Pero si el equilibrio exterior era frágil, el interno no era mucho más estable: los flujos de capitales habían disparado la inflación (en 2017 los precios se habían multiplicado por 14 con respecto al año 2000), lo cual obligaba al Banco Central a subir paulatinamente las tasas de interés para contener la subida de precios. El problema es que esto generaba un diferencial aún mayor con los tipos vigentes en Europa y Estados Unidos, lo cual fomentaba que los bancos turcos se endeudasen en moneda extranjera para expandir el volumen de crédito en el mercado doméstico. El resultado, como no podía ser de otra manera, fue una burbuja crediticia que deterioró sustancialmente la solvencia de las entidades financieras del país.

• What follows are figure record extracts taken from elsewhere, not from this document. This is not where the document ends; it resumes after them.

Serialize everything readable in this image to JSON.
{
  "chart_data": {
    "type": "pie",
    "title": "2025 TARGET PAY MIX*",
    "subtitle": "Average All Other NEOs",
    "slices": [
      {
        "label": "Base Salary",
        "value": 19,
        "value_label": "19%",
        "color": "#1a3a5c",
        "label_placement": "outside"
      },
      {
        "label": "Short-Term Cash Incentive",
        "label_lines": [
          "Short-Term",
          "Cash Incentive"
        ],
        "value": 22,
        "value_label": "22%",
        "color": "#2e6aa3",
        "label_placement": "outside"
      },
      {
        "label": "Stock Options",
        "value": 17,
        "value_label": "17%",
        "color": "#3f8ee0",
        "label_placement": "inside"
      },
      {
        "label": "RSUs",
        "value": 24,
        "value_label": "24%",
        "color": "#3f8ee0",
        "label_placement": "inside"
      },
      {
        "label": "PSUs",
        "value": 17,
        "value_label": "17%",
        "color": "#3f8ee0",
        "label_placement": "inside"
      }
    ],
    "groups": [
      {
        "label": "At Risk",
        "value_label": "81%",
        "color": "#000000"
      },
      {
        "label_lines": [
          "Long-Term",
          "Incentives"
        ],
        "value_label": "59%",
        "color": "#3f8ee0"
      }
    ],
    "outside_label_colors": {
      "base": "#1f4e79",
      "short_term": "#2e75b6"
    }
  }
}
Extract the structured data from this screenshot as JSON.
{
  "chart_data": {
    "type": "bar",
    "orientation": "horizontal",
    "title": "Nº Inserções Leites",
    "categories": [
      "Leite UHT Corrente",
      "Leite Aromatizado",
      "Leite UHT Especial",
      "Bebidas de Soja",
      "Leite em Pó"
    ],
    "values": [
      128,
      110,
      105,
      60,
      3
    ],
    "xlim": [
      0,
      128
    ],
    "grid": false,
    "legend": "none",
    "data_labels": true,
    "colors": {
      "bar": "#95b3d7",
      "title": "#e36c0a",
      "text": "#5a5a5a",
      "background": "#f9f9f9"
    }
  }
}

En la gráfica superior podemos observar las principales variables macroeconómicas que constituían este círculo vicioso. Como puede apreciarse a simple vista, existe una correlación evidente entre el crecimiento, la inflación y el déficit por cuenta corriente (quizás no tan clara en el caso de la inversión extranjera, pero hay que tener en cuenta que ésta no recoge importantes entradas de capital como las operaciones con divisas), lo cual demuestra la dependencia exterior de la economía turca para crecer al precio de aumentar el endeudamiento y de sufrir presiones inflacionistas. Como hemos comentado anteriormente el origen de la crisis actual ha sido posible a causa de la expansión desmedida del crédito, fomentada a su vez por tipos de interés que apenas seguían el ritmo de la inflación y por los excesos de liquidez provenientes del exterior.
La crisis turca
A todos estos problemas se sumó un tercer factor que resultó ser decisivo para el estallido de la crisis turca: desde principios de 2018 los tipos de interés en Estados Unidos volvían a subir después de casi una década en niveles mínimos, lo que reducía los incentivos de los inversores para asumir más riesgo a cambio de rentabilidad. Dicho de otra manera, ya no era necesario invertir en valores mucho más volátiles para obtener mayores beneficios, lo que provocó un importante movimiento de capitales desde los mercados emergentes hacia Estados Unidos. El problema golpeó de lleno a la economía argentina (a tal punto que el gobierno se vio obligado a recurrir a un préstamo de emergencia del FMI), pero otras divisas emergentes como la rupia indonesia o la lira turca también se vieron arrastradas por el mismo efecto y sufrieron caídas en los mercados.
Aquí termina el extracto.